As these issues were neither fun nor comprehendible to me in such a state of alcotude, I decided to put them on the back burner and save them for another day which may never arrive. Besides, there were a lot of other things were going on at that moment so I decided to enjoy the time. The dancing had progressed (or regressed) to a style which I would have to call inebriated, geriatric break-dancing as the band was finally getting people to feel the music. But another important civil marriage tradition was about to begin. Two of the biggest, most elegant wedding cakes imaginable were being wheeled in to be judged by the crowd. It was to be a silent vote so as not to offend the two couples who had spent days and countless resources making the six foot high masterpieces which consisted of about ten individual cakes each stacked over five different levels between pillars. Each had functioning sixty watt light bulbs as part of their decor. After the silent contest was decided mentally, the bride and groom cut the cake and handed it out to all. San Pedro enlightened me by telling me that the groom would have to show his appreciation to each of the two couples the next morning. After partying tonight until sun up, he would, at nine AM, go knocking on the doors of the houses of the cake-makers - beers in hand - and invite them to continue the party with him. He would then move onto the other house with the same idea. This event would last the entire next day.

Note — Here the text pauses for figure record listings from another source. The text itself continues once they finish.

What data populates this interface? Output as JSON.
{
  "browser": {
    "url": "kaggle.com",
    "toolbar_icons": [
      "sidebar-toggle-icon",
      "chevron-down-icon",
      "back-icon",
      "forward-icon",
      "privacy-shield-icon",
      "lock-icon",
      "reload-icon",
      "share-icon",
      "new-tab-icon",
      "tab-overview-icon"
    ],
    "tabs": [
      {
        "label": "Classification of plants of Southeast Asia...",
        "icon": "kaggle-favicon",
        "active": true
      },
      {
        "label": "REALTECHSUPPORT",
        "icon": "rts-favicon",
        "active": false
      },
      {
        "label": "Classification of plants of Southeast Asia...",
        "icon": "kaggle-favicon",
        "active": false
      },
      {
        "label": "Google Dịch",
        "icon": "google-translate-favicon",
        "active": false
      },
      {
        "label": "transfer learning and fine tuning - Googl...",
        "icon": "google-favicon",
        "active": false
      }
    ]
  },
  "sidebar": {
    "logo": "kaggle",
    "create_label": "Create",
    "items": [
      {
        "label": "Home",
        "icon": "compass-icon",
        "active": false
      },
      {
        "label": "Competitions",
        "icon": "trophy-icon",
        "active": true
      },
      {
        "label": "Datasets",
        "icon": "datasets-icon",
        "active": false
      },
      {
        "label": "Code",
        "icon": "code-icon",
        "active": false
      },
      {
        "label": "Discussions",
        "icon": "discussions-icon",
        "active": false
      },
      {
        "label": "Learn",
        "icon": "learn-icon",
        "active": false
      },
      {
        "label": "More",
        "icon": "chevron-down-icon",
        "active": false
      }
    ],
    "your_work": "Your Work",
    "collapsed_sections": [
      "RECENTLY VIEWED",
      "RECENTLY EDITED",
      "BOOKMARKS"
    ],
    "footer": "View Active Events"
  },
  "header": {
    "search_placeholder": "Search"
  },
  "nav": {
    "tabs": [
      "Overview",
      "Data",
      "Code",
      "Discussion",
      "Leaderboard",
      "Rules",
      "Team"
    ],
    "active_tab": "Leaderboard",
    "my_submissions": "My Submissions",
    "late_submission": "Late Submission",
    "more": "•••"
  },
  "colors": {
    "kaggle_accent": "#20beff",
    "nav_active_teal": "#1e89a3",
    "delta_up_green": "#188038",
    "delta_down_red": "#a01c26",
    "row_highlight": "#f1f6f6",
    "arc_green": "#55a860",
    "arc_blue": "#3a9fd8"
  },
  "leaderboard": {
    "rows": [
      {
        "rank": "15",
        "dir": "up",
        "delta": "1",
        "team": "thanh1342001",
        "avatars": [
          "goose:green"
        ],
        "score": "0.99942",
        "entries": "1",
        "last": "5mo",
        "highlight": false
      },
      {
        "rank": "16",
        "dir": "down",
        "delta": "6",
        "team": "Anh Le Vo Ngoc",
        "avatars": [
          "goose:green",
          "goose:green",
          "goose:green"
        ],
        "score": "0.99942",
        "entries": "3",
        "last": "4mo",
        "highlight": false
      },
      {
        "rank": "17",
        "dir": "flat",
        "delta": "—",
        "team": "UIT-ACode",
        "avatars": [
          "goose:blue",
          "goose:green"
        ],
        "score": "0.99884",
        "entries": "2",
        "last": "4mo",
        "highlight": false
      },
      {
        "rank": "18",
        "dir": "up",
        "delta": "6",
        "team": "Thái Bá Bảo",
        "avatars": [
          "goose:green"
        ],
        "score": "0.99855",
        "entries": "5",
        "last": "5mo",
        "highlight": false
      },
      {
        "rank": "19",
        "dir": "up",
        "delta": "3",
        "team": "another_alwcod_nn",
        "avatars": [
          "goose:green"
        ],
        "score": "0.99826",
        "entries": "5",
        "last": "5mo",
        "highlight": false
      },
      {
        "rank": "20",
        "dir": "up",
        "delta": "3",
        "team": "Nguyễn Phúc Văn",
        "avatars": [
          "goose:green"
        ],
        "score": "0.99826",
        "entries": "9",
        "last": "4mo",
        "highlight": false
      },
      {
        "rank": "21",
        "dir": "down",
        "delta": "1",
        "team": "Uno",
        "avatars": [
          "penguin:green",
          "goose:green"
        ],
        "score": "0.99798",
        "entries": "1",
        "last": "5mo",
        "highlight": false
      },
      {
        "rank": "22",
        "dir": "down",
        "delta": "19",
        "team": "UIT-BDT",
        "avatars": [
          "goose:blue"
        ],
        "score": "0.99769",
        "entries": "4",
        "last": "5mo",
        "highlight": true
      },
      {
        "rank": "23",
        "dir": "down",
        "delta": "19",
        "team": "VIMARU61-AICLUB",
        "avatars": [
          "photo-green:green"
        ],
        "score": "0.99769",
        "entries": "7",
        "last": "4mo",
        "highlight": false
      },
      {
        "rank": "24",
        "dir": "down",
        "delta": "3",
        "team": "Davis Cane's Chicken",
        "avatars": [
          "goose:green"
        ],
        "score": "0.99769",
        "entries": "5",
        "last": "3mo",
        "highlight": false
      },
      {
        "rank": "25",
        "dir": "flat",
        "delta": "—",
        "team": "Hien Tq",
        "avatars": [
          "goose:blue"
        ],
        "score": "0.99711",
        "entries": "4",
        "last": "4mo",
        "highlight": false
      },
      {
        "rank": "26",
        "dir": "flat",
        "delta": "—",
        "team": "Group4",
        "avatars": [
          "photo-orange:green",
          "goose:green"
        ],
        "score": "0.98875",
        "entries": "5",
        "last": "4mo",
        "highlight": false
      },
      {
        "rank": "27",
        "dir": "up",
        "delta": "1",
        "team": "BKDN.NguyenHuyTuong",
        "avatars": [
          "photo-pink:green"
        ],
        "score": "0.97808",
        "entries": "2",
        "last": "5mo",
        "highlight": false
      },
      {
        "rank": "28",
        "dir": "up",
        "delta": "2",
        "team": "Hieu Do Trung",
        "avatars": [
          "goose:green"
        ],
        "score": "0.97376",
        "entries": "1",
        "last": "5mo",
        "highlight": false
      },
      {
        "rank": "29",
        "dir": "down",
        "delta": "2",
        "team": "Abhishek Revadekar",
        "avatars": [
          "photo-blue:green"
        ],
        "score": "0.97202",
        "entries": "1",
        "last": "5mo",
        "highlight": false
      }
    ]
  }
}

This day's events had continued to blow my mine over and over, but after the cake was eaten and the ceremony was finished there was still one tradition remaining: fighting. The flood of yellow ceibo on the concrete floor was starting to reach biblical proportions and I could only imagine the color of the boiling blood running through the veins of the small-statured miners after drinking so much. The groom's father's silicosis-laden body lay passed-out on a bench on the side of the room while some pushing, shoving, and sloppy tongues had begun to manifest. San Pedro told us we were going to have to exit soon because many fights are common when someone lets the miners out. Whether they are working out old grudges, starting new ones, or just having reckless fun, it was gonna be too dangerous or unpredictable for us to stay. This was unfortunate because Andy, Amber, and I were just reaching the Altiplano (of drinking). That is to say, we had been in such a foreign environment the entire day that no matter how much we consumed by way of necessity or peer pressure, we were on guard and prepared to handle whatever came our way. The Altiplano (higher plane) of drinking felt good right then and leaving the party was also symbolic of the fact that we were leaving the geographical Bolivian Altiplano tomorrow for lower ground.

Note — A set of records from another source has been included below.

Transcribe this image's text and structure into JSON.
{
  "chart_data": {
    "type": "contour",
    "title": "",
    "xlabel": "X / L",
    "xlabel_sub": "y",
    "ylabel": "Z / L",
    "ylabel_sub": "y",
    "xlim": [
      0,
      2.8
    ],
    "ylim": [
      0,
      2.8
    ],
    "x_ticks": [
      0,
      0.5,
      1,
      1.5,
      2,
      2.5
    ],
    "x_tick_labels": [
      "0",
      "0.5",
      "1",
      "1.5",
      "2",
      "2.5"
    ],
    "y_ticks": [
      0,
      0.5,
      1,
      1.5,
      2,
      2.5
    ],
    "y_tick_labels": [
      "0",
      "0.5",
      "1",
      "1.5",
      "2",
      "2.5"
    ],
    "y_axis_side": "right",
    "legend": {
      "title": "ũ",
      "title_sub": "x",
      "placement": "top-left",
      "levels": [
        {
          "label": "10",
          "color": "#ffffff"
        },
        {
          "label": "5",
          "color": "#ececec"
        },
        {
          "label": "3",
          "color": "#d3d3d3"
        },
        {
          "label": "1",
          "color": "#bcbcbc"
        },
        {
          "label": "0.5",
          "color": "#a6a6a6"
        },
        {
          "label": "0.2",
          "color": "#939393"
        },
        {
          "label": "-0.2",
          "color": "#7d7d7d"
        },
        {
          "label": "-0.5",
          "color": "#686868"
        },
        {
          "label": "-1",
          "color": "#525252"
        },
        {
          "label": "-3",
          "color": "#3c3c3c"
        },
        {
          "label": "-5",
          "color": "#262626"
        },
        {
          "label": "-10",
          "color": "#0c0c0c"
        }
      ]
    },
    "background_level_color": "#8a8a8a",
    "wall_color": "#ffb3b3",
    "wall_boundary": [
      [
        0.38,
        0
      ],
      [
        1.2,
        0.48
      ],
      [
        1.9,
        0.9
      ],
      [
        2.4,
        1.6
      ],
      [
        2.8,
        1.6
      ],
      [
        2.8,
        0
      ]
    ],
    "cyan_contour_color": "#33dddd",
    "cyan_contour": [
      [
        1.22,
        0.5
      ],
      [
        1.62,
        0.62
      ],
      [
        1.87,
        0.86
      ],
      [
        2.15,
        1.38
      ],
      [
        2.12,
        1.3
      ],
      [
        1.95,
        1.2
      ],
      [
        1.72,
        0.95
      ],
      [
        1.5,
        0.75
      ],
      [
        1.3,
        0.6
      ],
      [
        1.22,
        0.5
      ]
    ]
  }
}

But we appreciated the protection of San Pedro. He had been a saint for allowing us into the world of miners and their hidden culture. If only for a brief enough period to understand a fraction, we once again were blessed with an opportunity which few will ever experience: The miners strike, the day underground in the mines, and the civil wedding. The next day, on a long bus ride off the Altiplano, we reflected on our adventures in Bolivia and our upcoming parting from it and from Amber. And the quality of our experiences made our high-alcotude hangover that much easier to deal with.